Heavy-element Accretion by Proto-Jupiter in a Massive Planetesimal Disk, Revisited

TL;DR

This study uses N-body simulations to explore how proto-Jupiter accreted heavy elements from a massive planetesimal disk, revealing that dynamical interactions significantly influence accretion efficiency and planetary metallicity.

Contribution

It provides detailed N-body simulation results showing the impact of embryo scattering on planetesimal accretion, challenging semi-analytical models and emphasizing the importance of dynamical evolution in planetary formation.

Findings

Proto-Jupiter can capture 2-18 Earth masses of planetesimals.

Scattering from embryos reduces accretion efficiency.

Semi-analytical models fail to reproduce N-body results under high eccentricity and inclination.

Abstract

Planetesimal accretion is a key source for heavy-element enrichment in giant planets.

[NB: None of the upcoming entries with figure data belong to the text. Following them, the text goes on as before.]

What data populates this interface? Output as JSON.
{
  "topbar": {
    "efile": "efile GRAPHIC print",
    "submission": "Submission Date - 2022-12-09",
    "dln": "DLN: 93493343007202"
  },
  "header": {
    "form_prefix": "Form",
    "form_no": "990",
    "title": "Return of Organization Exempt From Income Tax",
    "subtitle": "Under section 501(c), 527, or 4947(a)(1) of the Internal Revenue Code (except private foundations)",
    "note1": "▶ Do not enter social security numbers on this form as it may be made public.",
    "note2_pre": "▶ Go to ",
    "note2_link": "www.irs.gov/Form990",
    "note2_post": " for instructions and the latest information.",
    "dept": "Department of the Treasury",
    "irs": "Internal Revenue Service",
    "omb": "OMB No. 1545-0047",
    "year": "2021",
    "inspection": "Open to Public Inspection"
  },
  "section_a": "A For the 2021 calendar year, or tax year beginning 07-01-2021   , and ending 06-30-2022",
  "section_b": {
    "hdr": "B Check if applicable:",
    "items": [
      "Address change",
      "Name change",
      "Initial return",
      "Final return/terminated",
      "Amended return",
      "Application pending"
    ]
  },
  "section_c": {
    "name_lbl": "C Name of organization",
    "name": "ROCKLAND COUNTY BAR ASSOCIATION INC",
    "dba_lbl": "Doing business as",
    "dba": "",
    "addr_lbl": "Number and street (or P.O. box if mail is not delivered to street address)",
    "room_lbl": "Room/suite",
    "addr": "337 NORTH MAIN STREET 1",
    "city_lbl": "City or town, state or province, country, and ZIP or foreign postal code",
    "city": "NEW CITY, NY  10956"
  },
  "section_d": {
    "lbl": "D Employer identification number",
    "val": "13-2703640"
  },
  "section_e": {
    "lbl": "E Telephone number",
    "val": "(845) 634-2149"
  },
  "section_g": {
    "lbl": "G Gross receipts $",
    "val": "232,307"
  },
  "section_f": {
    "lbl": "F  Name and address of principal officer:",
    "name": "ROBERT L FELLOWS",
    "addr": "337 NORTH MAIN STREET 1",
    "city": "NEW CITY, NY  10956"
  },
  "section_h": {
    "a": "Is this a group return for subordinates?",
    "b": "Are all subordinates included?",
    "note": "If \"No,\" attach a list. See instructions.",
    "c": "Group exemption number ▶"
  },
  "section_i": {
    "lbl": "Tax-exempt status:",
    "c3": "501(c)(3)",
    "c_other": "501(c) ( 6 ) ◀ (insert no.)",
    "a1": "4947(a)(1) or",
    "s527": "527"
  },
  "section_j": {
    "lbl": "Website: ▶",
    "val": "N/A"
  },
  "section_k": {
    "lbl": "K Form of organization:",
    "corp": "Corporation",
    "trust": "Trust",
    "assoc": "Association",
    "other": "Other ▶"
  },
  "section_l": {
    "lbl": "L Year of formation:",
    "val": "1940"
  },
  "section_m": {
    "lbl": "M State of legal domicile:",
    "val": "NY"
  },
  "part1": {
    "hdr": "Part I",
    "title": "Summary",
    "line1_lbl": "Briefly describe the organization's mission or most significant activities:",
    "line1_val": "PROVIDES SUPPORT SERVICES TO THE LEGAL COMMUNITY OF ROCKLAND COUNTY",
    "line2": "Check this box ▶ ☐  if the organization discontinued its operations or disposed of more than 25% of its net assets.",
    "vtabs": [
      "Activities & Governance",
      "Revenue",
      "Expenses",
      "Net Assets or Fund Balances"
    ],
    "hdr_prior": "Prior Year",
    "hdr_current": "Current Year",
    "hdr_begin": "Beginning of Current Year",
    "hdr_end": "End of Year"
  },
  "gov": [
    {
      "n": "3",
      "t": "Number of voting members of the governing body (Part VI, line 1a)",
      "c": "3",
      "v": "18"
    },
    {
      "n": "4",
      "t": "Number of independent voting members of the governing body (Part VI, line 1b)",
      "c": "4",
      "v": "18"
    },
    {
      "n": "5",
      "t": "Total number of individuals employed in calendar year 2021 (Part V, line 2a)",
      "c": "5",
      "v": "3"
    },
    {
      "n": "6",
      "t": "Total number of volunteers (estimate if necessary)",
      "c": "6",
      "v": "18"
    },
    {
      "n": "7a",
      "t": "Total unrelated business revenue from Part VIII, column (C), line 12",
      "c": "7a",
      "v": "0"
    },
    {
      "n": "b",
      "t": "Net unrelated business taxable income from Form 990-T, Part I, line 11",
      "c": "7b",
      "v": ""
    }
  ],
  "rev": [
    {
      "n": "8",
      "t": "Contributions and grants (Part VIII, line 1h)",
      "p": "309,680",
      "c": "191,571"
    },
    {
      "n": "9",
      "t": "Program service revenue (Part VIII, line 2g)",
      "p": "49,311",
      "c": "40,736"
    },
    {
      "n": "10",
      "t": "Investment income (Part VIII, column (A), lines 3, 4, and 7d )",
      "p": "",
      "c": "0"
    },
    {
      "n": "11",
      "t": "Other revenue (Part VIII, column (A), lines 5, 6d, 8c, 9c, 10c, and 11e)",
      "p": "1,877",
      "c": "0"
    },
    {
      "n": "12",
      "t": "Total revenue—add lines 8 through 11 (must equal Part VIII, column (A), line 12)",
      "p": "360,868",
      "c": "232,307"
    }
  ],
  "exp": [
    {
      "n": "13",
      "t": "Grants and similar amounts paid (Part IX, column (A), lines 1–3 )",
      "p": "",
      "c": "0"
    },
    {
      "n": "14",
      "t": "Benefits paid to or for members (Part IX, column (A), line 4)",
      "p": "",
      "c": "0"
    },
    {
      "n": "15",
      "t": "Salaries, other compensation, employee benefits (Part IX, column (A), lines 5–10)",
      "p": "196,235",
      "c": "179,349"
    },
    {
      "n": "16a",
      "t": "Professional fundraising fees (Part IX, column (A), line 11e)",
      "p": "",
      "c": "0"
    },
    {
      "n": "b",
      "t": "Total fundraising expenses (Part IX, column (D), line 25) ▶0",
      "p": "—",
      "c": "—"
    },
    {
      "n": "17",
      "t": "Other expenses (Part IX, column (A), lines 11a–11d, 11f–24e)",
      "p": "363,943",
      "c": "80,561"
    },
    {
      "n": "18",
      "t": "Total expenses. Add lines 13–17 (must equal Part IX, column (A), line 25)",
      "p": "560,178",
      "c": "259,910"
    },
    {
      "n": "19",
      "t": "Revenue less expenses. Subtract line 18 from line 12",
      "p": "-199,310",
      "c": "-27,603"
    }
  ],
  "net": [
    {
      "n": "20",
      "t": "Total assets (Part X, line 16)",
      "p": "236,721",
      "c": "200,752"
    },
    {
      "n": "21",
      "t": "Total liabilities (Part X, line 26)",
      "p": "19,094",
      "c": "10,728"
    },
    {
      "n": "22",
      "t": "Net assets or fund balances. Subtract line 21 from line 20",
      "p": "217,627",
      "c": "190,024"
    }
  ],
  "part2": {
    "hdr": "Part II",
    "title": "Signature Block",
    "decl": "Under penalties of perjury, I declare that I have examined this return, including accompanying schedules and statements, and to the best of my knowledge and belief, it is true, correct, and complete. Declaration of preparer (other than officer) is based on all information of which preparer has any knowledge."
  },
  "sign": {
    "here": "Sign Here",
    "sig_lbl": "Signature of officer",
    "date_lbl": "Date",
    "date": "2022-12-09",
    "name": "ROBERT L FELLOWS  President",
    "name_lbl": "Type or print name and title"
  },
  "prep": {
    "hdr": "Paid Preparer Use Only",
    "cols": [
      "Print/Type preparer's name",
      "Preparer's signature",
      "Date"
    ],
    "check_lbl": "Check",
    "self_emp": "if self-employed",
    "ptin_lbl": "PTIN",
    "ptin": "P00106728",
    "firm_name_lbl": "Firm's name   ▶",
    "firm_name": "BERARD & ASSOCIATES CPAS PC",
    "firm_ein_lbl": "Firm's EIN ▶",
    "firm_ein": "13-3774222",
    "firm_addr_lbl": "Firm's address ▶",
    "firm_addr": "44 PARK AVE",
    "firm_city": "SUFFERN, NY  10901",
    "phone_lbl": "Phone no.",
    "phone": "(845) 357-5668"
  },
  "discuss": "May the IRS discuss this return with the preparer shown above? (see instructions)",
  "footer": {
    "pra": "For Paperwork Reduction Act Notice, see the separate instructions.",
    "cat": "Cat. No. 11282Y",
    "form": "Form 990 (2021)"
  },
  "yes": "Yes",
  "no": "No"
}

It has been suggested that Jupiter's enriched envelope is a result of planetesimal accretion during its growth assuming it formed in a massive planetesimal disk. In this study, we simulate Jupiter's formation in this scenario. We assume in-situ formation and perform N-body simulations to infer the solid accretion rate. We find that tens-Earth masses of planetesimals can be captured by proto-Jupiter during the rapid gas accretion phase. However, if several embryos are formed near Jupiter's core, which is an expected outcome in the case of a massive planetesimal disk, scattering from the embryos increases the eccentricity and inclination of planetesimals and therefore significantly reduces the accretion efficiency. We also compare our results with published semi-analytical models and show that these models cannot reproduce the N-body simulations especially when the planetesimal disk has a large eccentricity and inclination. We show that when the dynamical evolution of planetesimals is carefully modelled, the total mass of captured planetesimals $M_\mathrm{cap,tot}$ is $2 M_\oplus \lesssim M_\mathrm{cap,tot}\lesssim 18 M_\oplus$. The metallicity of Jupiter's envelope can be explained by the planetesimal accretion in our massive disk model despite the low accretion efficiency coming from the high eccentricity and inclination of planetesimals. Our study demonstrates the importance of detailed modelling of planetesimal accretion during the planetary growth and its implications to the heavy-element mass in gaseous planets.